TRA ESCLUSIVITÀ E CONDIVISIONE: UN APPROCCIO PER PROMUOVERE UN ACCESSO EQUO AI DATI CLINICI NEGLI STATI UNITI

The thesis aims to analyze the legal regime of clinical data within the framework of the United States legal system, where pharmaceutical companies are granted a time-limited period of exclusivity over test data relating to the safety and efficacy of the newly discovered and studied drugs.

Starting from the conviction that science is founded on the sharing of ideas, methods, results and that the disclosure of test data could provide further momentum to scientific progress, the present work adopts an approach directed at promoting fair access to clinical data in the United States. Scientific research is marked by a delicate balance between conflicting interests: on the one hand, the need for transparency advocated by academics, and on the other, the demand for protection in the form of intellectual property rights asserted by pharmaceutical manufacturers. Transparency in the scientific domain could be achieved through sharing. In the author’s view, fair access to test data would be capable of overcoming the conflict between exclusivity and sharing.

The initial part of the thesis aims to frame the context in which exclusivity over clinical data arises and consolidates within U.S. pharmaceutical law, through a comparison between the approval process for new drugs and that of generic drugs. The task of defining clinical data exclusivity may be particularly complex, also due to the disputed nature of this legal institution in academic discussion.

The investigation is further extended to consider how, towards the end of the last century, the United States sought to export its model of clinical data protection and impose it globally, both through the TRIPS Agreement, particularly Article 39.3, and through a range of bilateral and multilateral agreements.
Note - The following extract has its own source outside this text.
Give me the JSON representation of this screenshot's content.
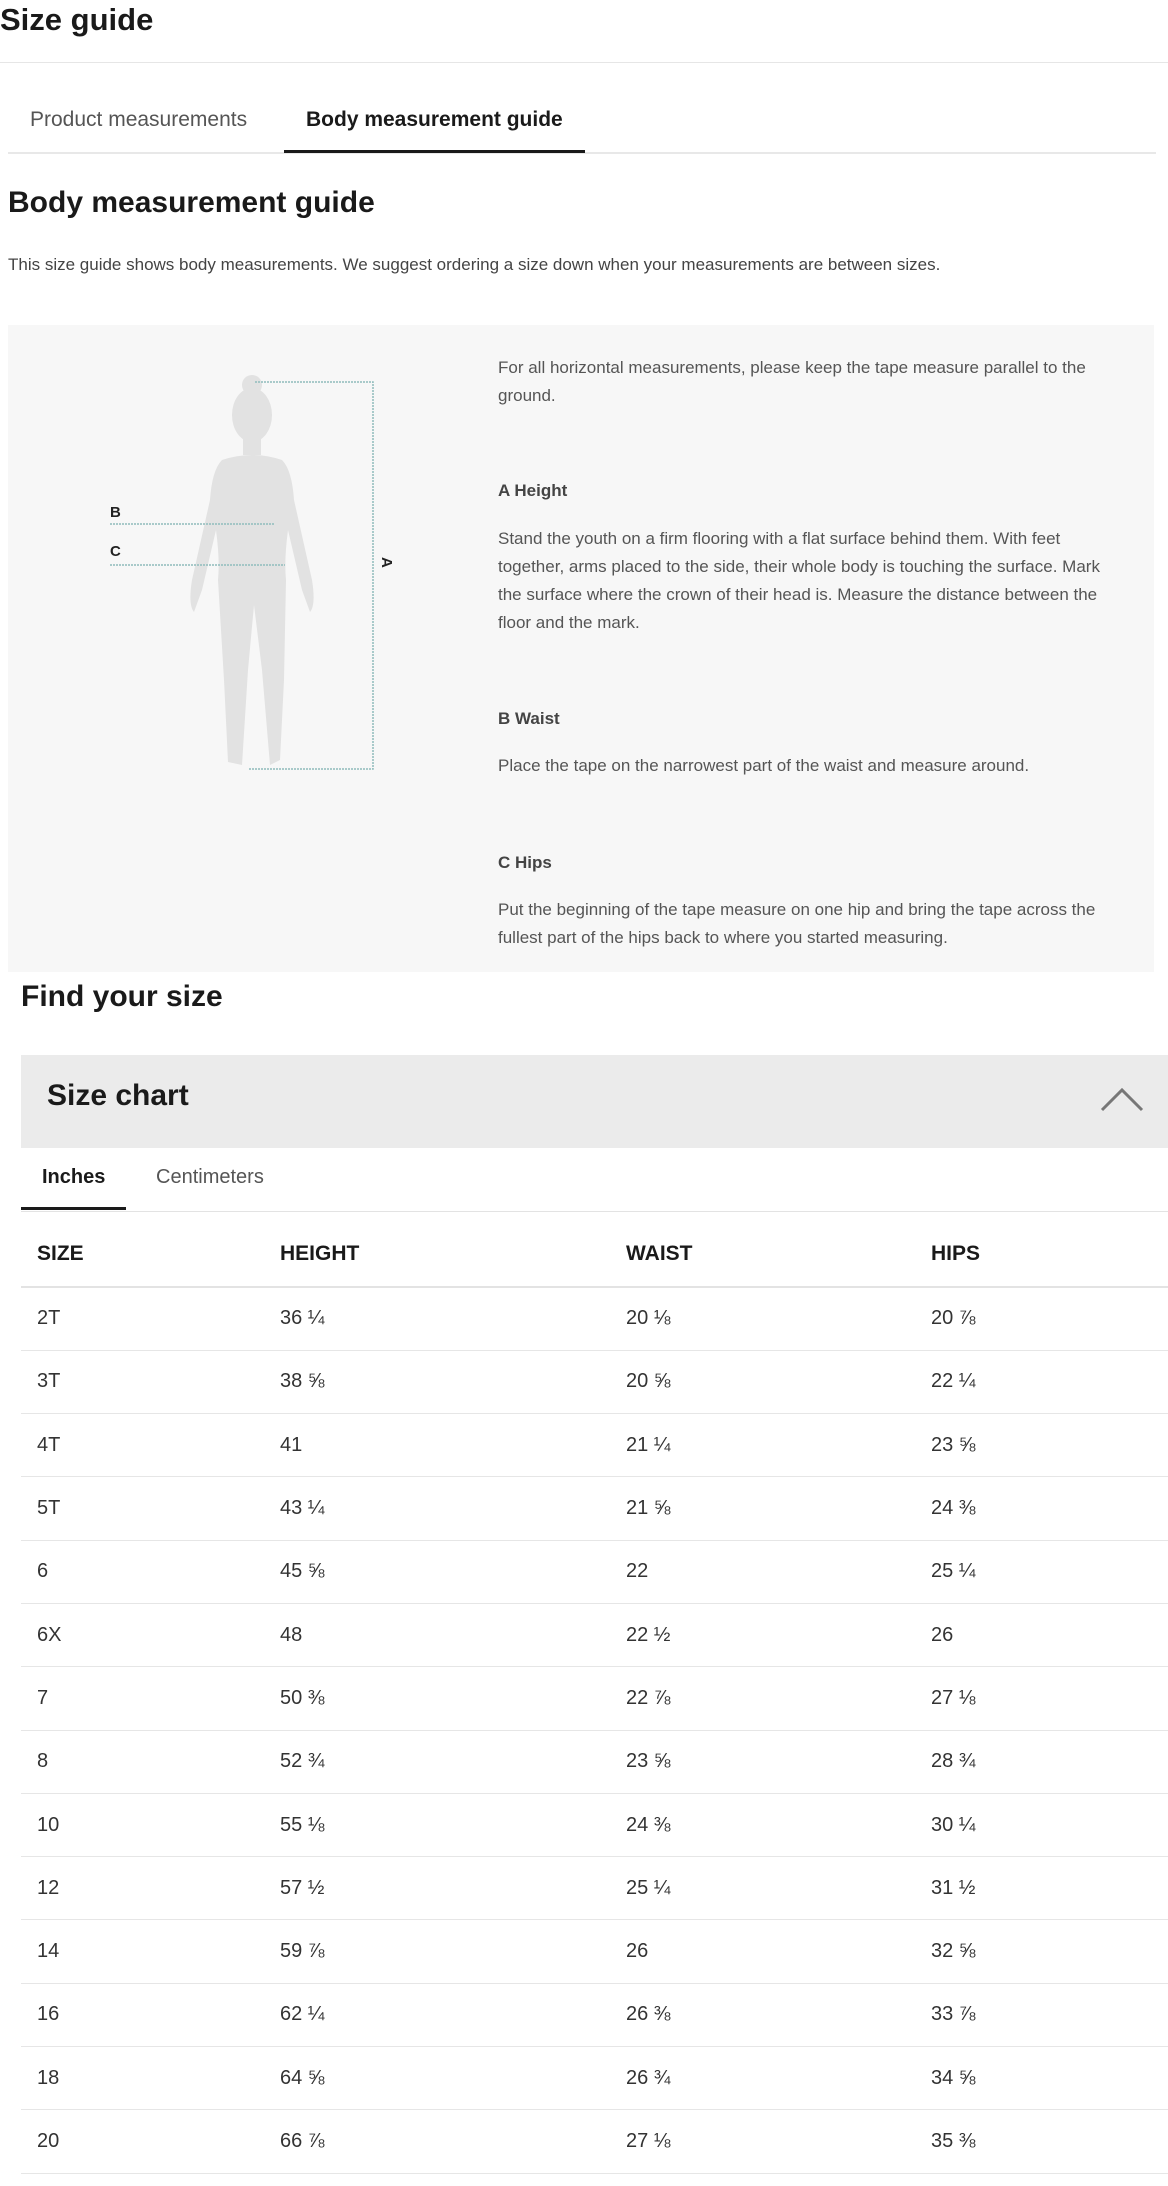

The analysis reveals that, within the TRIPS framework, this attempt did not succeed. Indeed, the final text of Article 39.3 makes no reference to the mandatory nature of exclusivity as a measure of test data protection. The provision’s often vague and occasionally ambiguous language reflects lengthy negotiations and compromises and has been widely discussed and critiqued in academic literature. While the article does call for protection of data against unfair commercial use, such protection cannot be derived solely from an exclusivity right and may be secured through alternative mechanisms.

The final section focuses on the prospects for transparency and the sharing of clinical data. In this context, attention is given to the types of documents generated during a clinical trial that should be disclosed, the principles guiding their dissemination and the relevant reference platforms. Like any human activity, providing access to clinical data is not free from critical issues, such as risks to participants’ privacy and the substantial costs linked to the logistical infrastructure required for data sharing. However, these issues can be overcome. Several pharmaceutical companies have already adopted data-sharing policies as a form of self-regulation. Still, a legislative intervention by the U.S. Congress would be desirable to provide a clear and binding framework for the disclosure of clinical data, to establish a harmonized regime regulating access procedures and reuse possibilities, with particular emphasis on the management of consent.